Darling didn’t know any of this when he contacted Roxy owner Merrill Jarvis III about bringing his film fest to Burlington, he says in a phone interview. He just wanted to find venues for his showcase of six issue-oriented documentaries “where there seemed to be grassroots organizations that would be interested in these films.”
But when he found out about the New Orleans-Burlington link, Darling arranged for the DuVernays to attend the first screening of Faubourg Tremé, along with Irving Trevigne’s widow, Audrey Trevigne, and his daughter, Ava Andrews. A post-show party will be held at the 1/2 with New Orleans-style cocktails and music.
Darling calls the six Burning Fuse documentaries (which will play all week at the Roxy; see sidebar for schedule) “films that are substantive or substantial or about something.” Beyond that, they sure vary. While Tremé explores a little-known chapter in history — a thriving African American community that predated Harlem — Pussycat Preacher, directed by Bill Day, is very much of the present. It tells the story of Heather Veitch, an ex-stripper who started an evangelical ministry for sex workers called JC’s Girls — to the shock of some members of her Southern California church.
To Green Mountain folks, the sight of Veitch parading around in her high heels and platinum hair extensions, chaperoning strippers to a church where the pastor looks like a surfer, may seem a bit surreal. A more sober film — and one likely to hit close to home — is Darling’s own documentary, A Snow Mobile for George. It follows the filmmaker on a road trip across the U.S. as he tries to find out why George W. Bush reversed a ban on snowmobiles with polluting two-stroke engines. What he discovers is a landscape of rampant deregulation and environmental collapse.

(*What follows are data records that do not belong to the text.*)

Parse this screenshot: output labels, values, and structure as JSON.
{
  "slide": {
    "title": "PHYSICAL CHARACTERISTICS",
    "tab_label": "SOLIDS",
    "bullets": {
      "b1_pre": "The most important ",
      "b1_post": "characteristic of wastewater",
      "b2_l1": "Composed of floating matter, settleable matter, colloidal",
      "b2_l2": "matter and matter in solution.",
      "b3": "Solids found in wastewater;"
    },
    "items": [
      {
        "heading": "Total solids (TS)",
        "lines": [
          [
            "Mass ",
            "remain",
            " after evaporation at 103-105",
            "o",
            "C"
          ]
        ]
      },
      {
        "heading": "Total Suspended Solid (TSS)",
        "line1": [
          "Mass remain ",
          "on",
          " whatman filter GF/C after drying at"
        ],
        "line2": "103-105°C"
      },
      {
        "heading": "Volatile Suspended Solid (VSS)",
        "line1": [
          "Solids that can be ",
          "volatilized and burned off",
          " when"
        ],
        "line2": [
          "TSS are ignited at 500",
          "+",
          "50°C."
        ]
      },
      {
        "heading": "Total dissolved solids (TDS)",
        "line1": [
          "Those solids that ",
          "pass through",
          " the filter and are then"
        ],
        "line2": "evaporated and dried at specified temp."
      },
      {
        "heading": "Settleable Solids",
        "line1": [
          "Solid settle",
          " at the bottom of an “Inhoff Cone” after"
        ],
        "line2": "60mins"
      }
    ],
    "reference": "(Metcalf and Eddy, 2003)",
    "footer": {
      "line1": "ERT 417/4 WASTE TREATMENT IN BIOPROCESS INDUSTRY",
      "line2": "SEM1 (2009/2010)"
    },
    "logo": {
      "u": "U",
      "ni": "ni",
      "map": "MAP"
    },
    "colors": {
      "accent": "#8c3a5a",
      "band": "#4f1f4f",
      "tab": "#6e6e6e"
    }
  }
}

The result is a Michael Moore-style exposé. And Darling, who says he’s “had a chequered past” producing and editing shows such as “Laguna Beach” and “The Man Show,” recently got plaudits from Moore himself at a fest where Snow Mobile was shown. “He said, ‘I loved it!’” Darling exults.
The other Burning Fuse docs include Sliding Liberia, about surfers catching waves in an unlikely place; Murder, Spies & Voting Lies, a real-life whodunit involving a vote-rigging scandal; and Soldiers of Conscience, an investigation of servicemen who don’t want to kill, made with the cooperation of the Pentagon.
Burlington will be the fest’s second stop after San Francisco, and Darling hopes to find venues in other cities. At a time when distributors — the companies that normally get films into theaters — are “taking less chances on less product,” he says, many “good films have been unseen by their intended audience.” In a tough economic climate, festivals are a way for filmmakers to “become our own distributors, in effect,” Darling explains. “All these films were labors of love, and this festival is a labor of love.”